One conclusion was immediately obvious when we started to analyse data from the UK honeynet compromise in phishing technique one above - due to multiple simultaneous attacks by different blackhat groups, a significant amount of time would be required to extract and prepare the data from the network streams before more detailed analysis could take place. This data extraction process is repetitive and tedious, and if carried out manually represents an inefficient use of valuable analysis time. An automated solution was required.

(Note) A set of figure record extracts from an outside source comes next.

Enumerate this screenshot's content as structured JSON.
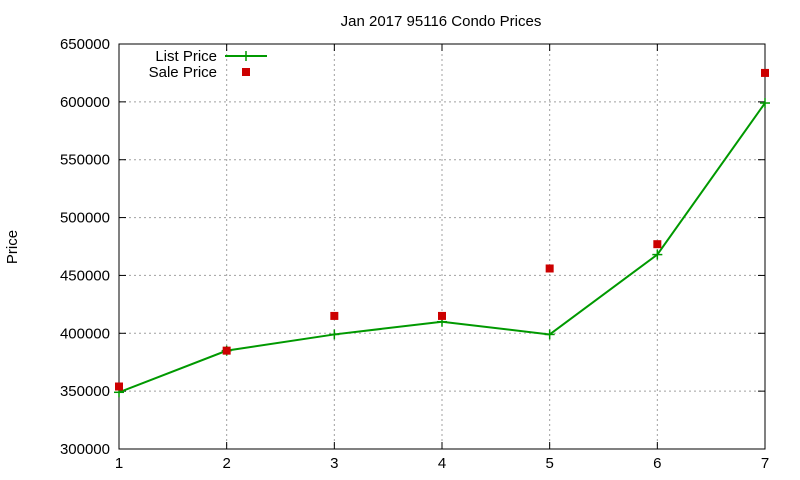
{
  "chart_data": {
    "type": "line",
    "title": "Jan 2017 95116 Condo Prices",
    "xlabel": "",
    "ylabel": "Price",
    "xlim": [
      1,
      7
    ],
    "ylim": [
      300000,
      650000
    ],
    "x_ticks": [
      1,
      2,
      3,
      4,
      5,
      6,
      7
    ],
    "y_ticks": [
      300000,
      350000,
      400000,
      450000,
      500000,
      550000,
      600000,
      650000
    ],
    "grid": true,
    "legend_position": "top-left",
    "series": [
      {
        "name": "List Price",
        "style": "line-with-plus-markers",
        "color": "#009900",
        "x": [
          1,
          2,
          3,
          4,
          5,
          6,
          7
        ],
        "y": [
          349000,
          385000,
          399000,
          410000,
          399000,
          468000,
          599000
        ]
      },
      {
        "name": "Sale Price",
        "style": "square-points",
        "color": "#cc0000",
        "x": [
          1,
          2,
          3,
          4,
          5,
          6,
          7
        ],
        "y": [
          354000,
          385000,
          415000,
          415000,
          456000,
          477000,
          625000
        ]
      }
    ]
  }
}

The honeysnap script, written by David Watson of the UK Honeynet Project, grew out of this idea and was designed to process honeynet data feeds on a daily basis and produce a simple summary output to direct later manual analysis. The honeysnap script breaks down the data for each honeypot and provides lists of outbound HTTP and FTP GETs, IRC messages and Sebek keystroke logs. TCP stream re-assembly for interesting connections is automated, as is extraction, identification and storage of files downloaded by FTP or HTTP, meaning that much of the time-consuming preparatory work of incident analysis is removed, leaving the analysts free to concentrate on manually investigating key elements of an incident. Honeysnap also provides an automated method for screening IRC traffic for interesting keywords (e.g. bank, account, password) and providing daily summary reports by email.
Currently honeysnap is a basic proof of concept UNIX shell script and the alpha release can be found here, whilst a set of sample honeysnap output can be found here. A modular and fully expandable version written in Python is currently under development by members of the Honeynet Project and will be beta released to the community in June 2005.